Here, the treating physicians' records and the evaluations of examining physicians who reviewed the record reflect that as early as September 24, 1997, an MRI scan of plaintiff's cervical spine showed a right posterolateral C6-7 bulge extending to and threatening the right anterolateral margin of the adjacent cord (tr. at 158). In 1999, Dr. Porecha diagnosed a cervical disc bulge at the C6-7 level and noted treatment of plaintiff with cervical traction. (Tr. at 153-69.) In May 2000 Dr. Westin diagnosed cervical arthrosis. (Tr. at 280.) An MRI scan of plaintiff's cervical spine on September 20, 2002, showed loss of height of discs throughout the mid and lower cervical region, most prominently at C5-6 and C6-7, moderate uncinate hypertrophy from C3 through C7, mild broad-based bulges of the discs at multiple levels, and mild narrowing of the right C5-6 neural foramen, leading to an impression of moderate cervical spondylosis. (Tr. at 356.) In his November 4, 2002 report as a Qualified or Agreed Medical Evaluator, Dr. Porecha diagnosed cervical sprain/strain, found deterioration in plaintiff's condition, and concluded that, among other preclusions, plaintiff's cervical pain should preclude her from repetitive flexion/extension of the neck. (Tr. at 328, 330.) On August 2005, Dr. McIntire diagnosed probable mild degenerative osteoarthritis of the cervical and lumbar spine and noted mild diffuse tenderness on palpation of the cervical region. (Tr. at 356.)
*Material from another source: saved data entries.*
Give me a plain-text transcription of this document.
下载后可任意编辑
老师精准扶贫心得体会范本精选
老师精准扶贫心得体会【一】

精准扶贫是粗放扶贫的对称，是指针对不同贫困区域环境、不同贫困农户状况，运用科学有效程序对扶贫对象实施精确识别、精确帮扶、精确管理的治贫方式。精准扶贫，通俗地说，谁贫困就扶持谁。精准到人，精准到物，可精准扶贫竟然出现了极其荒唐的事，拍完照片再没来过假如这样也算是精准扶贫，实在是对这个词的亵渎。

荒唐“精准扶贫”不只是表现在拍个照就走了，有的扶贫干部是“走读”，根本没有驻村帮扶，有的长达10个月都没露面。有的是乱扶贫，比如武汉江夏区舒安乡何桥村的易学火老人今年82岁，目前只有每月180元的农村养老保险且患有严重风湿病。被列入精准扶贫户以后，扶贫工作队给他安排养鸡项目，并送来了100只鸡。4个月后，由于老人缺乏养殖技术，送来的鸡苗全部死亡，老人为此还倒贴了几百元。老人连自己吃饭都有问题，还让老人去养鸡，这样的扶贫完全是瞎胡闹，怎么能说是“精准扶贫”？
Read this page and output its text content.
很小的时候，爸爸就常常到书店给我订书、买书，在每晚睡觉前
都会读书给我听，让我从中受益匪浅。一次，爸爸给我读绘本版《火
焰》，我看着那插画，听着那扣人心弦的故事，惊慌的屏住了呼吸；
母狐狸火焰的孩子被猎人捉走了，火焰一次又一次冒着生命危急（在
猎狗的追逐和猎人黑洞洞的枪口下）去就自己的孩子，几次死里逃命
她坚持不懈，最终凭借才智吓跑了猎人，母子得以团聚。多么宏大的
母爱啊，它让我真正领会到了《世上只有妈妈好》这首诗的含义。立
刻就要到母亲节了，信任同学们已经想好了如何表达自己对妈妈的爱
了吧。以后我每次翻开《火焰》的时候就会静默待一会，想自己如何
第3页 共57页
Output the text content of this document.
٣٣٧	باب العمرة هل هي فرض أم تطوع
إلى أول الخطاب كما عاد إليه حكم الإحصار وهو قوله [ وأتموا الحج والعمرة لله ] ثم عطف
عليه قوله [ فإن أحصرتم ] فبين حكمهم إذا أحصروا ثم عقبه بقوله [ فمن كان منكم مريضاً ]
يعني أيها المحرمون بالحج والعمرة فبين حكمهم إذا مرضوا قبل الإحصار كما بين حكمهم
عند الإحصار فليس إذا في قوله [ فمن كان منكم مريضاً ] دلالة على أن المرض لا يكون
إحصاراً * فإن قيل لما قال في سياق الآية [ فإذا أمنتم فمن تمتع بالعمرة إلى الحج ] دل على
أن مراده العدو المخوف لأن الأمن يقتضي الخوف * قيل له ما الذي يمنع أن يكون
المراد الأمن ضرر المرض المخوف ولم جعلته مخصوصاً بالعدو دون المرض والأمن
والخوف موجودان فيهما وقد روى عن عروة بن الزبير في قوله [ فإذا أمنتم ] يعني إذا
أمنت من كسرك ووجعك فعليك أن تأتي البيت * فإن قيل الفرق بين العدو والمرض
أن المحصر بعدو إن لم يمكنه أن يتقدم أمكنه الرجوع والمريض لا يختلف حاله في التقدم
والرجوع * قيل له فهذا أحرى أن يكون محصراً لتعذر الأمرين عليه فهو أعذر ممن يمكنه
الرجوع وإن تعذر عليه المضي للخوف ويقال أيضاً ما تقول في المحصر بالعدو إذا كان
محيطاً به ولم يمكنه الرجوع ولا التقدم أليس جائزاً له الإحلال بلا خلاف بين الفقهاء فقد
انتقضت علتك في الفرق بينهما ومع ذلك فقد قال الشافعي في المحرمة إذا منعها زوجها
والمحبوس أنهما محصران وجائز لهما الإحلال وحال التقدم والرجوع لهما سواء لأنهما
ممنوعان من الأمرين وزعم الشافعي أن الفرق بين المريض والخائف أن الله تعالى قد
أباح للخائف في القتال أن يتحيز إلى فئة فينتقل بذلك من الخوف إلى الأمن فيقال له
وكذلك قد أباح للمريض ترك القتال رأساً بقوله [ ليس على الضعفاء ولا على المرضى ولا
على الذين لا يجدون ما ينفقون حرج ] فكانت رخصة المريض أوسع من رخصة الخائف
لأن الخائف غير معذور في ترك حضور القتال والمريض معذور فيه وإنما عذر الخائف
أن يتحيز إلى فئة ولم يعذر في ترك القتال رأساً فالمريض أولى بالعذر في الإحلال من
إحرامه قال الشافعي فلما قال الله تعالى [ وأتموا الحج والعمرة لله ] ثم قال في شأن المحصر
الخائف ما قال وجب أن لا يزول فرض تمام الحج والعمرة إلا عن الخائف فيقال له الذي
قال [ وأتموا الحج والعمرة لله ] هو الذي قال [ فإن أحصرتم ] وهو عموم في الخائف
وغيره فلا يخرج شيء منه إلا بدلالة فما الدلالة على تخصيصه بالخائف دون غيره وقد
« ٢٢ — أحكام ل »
Substantial evidence in the record therefore supports a determination that plaintiff has a medically determinable spine impairment that constitutes more than a slight abnormality and has more than a minimal effect on her ability to perform basic work activities. On this record, the court finds that the ALJ erred when he failed to find that plaintiff's degenerative disc disease of the cervical spine is a severe impairment at step two of the sequential evaluation process. Plaintiff is entitled to summary judgment on this claim as well.

CONCLUSION

The court will remand the matter for further administrative proceedings consistent with this order. See Widmark v. Barnhart, 454 F.3d 1063, 1065 (9th Cir. 2006) (reversing and remanding for proceedings consistent with the court's decision that the ALJ improperly rejected the examining physician's opinion). Remand is required so that the ALJ can give proper credit to the opinions of treating and examining sources after obtaining new orthopedic and neurologic opinions by an examining physician who has reviewed the complete medical record. Remand is also required so that the ALJ can reconsider Dr. Kalman's opinions and either credit the limitations assessed by Dr. Kalman or articulate proper reasons for rejecting them. Finally, remand is required so that the ALJ can include plaintiff's degenerative disc disease of the cervical spine condition as a severe impairment at step two of the sequential evaluation process and give the impairment proper consideration at the remaining steps.*fn8

In accordance with the above, IT IS HEREBY ORDERED that:

1. Plaintiff's December 28, 2008 motion for summary judgment (Doc. No. 20) is granted;

2. Defendant's January 28, 2009 cross-motion for summary judgment (Doc. No. 22) is denied;

3. The decision of the Commissioner of Social Security is reversed; and

4. This case is remanded for further proceedings consistent with this order.